Monday, January 21, 2013

The Master




I really liked this one.  I expected a very different movie though.  I thought it was going to be about the formation of the Church of Scientology, detailing the scummy scammy cynical elements of the origins of the organization, and for sure it's got those aspects but more in a passing way than the straight up docudrama history lesson I anticipated.  I was captivated by what all went down - it's really a story of Phoenix's elemental man vs Hoffman's cerebral controlling man with Hoffman trying to own, tame, control, and dominate, with his bullshit religious dogma and psychobabble.  The methods might be suspect but the struggle and passion and belief are real as fuck.

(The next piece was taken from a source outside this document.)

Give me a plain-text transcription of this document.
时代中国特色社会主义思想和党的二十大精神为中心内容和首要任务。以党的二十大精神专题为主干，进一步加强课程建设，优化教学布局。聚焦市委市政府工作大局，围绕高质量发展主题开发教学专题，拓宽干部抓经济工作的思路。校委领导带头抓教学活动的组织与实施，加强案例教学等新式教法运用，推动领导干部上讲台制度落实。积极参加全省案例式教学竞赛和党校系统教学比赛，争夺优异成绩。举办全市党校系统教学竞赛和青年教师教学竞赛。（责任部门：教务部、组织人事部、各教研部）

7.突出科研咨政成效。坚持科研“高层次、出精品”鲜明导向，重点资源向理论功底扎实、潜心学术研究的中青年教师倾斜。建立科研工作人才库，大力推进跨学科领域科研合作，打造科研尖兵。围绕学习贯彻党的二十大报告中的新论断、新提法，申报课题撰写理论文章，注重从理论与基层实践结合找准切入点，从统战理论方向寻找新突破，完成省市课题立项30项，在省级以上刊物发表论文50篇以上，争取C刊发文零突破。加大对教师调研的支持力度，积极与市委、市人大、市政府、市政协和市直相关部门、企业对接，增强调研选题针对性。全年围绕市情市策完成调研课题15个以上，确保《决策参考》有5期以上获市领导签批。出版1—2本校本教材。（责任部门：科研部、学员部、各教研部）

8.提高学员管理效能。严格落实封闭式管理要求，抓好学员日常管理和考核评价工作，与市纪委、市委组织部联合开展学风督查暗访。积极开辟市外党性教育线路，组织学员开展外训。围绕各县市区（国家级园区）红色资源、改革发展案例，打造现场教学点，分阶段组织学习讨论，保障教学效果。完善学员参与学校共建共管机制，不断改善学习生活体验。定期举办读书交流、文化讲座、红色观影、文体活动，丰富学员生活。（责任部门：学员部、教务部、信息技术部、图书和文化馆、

Joaquin Phoenix plays a sailor, a drunken sailor, lost not so much at sea, but lost nonetheless.  He can't find his place, he's always wandering and running from himself, running from one drunken debacle to the next.  He's impulsive and wild, full of an angry passion and seems to yearn for meaning and love, but at the same time is afraid of both.  

Philip Seymour Hoffman is the guru, the man at the apex of his fledgling cult - modeled on Scientology, but here called The Cause.  He hides from everyone his true motives and I'm not even sure what he wanted aside from power.  I kept wondering whether he really believed the fantastical garbage he was forcing down the throat of his followers, but I'm pretty sure he was just using their search for meaning, and plugging their holes with his ideas to feed his ego.  I felt sorry for his duped followers eh?

I was really reminded of my father watching this.  He wasn't old enough for this to be his era, but his sensibilitiy and resemblance  to both men would be obvious to all who knew him.  He was a drunk and a smart man both.  Hoffman looked like him complexion wise and he was more similar to him in intellect, but his soul was more Joaquin's.  A sad man, a man who felt adrift and unmoored often, yet still stupidly prideful and arrogant at his part in the making of his own misery too, and so continued to hoe that row of unyeilding dirt.  Ain't gonna harvest nothing from there but sweat and pain.  

Dichotomy and despair, it's served up raw with a side of bitter sweet cynicism in this tale of thwarted love.



1 comment:

Unknown said...

Will watch this if an opportunity arises.Dearly miss Paul and hope to connect with him later Thanks for the reminiscence.Hoffman another victim of life as we know it in this system of things.